Hohe Energiekosten, steigende Inflation und Lieferkettenprobleme wirken sich auch auf die Ergebnisse der Medtech-Industrie aus. Trotz steigender Umsätze (+15,6 Prozent) im ersten Halbjahr 2022 im Vergleich zu den ersten sechs Monaten des Vorjahres sind die Gewinnmargen im gleichen Zeitraum zurückgegangen (– 6,8 Prozent). Das zeigt die neue Roland Berger-Studie „Global MedTech – How to succeed in uncertain times“. Für die Publikation haben die Autoren Daten von mehr als 100 Unternehmen analysiert.
„Die wirtschaftliche Großwetterlage geht auch an der erfolgsverwöhnten Medizintechnikbranche nicht spurlos vorbei. Zu den kurzfristigen Herausforderungen kommen strukturelle Themen wie die Digitalisierung, Abrechnungsmodelle, die sich auf den medizinischen Nutzen fokussieren und der Wandel zu einer personalisierten Medizin.
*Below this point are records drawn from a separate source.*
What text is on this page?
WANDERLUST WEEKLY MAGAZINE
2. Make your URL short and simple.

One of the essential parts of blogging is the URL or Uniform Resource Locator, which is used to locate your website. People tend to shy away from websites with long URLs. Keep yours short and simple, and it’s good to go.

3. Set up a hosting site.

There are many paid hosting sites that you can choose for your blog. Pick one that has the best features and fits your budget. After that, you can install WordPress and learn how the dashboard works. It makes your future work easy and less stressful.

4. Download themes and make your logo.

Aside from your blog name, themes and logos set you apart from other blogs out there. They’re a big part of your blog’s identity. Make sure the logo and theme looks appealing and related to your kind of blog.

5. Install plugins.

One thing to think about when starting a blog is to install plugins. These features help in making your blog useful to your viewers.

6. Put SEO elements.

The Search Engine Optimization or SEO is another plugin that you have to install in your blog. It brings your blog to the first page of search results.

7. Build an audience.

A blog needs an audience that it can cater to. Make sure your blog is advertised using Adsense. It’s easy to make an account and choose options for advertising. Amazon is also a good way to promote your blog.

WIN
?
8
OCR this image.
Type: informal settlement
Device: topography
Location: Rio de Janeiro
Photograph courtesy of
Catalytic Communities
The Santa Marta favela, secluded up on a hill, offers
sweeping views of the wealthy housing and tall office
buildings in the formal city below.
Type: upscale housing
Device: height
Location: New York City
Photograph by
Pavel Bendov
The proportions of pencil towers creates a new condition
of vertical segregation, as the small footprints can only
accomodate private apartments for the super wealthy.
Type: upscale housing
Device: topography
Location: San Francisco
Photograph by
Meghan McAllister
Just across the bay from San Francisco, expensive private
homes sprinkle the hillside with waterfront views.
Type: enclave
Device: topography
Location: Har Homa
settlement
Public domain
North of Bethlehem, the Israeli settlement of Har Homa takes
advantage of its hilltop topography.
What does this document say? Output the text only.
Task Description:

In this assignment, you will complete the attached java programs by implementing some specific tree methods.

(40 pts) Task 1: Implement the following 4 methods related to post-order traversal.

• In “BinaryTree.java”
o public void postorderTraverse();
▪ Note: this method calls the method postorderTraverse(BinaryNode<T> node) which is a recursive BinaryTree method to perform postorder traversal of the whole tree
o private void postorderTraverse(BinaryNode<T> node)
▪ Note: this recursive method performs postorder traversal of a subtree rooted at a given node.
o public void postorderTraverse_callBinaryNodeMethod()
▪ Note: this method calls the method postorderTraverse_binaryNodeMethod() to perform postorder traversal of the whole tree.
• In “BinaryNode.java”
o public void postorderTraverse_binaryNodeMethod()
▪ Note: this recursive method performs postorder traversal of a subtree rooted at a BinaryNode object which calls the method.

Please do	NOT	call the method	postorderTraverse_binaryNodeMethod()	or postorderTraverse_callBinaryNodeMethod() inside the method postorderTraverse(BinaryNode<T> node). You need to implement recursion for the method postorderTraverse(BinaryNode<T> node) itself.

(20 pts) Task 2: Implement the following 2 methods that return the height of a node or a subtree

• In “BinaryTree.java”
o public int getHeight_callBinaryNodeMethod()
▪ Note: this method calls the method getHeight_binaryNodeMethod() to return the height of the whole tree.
Wollen die Firmen ihre heute noch robusten Geschäftsmodelle in die Zukunft überführen, müssen sie diese Bereiche umgehend angehen.“
Thilo Kaltenbach, Partner bei Roland Berger
Die Analyse offenbart regionale Unterschiede: Nordamerikanische Unternehmen haben beim Umsatz im untersuchten Zeitraum mit 21,5 Prozent deutlich am stärksten zugelegt. Danach folgen europäische Firmen (+8,6 Prozent) sowie Organisationen aus der Region Asien-Pazifik (+0,1 Prozent), die vor allem unter der Pandemie und den Corona-Maßnahmen gelitten haben. Bei der Profitabilität liegt Europa hinter den anderen beiden Regionen auf dem dritten Platz. „Die Gewinne europäischer Unternehmen sind in den letzten drei Jahren unter den langfristigen Durchschnittswert gefallen. Das lässt sich vor allem mit Kosten im Zuge regulatorischer Anforderungen erklären. Das drückt vielerorts auch Budgets für Forschung und Entwicklung“, sagt Kaltenbach.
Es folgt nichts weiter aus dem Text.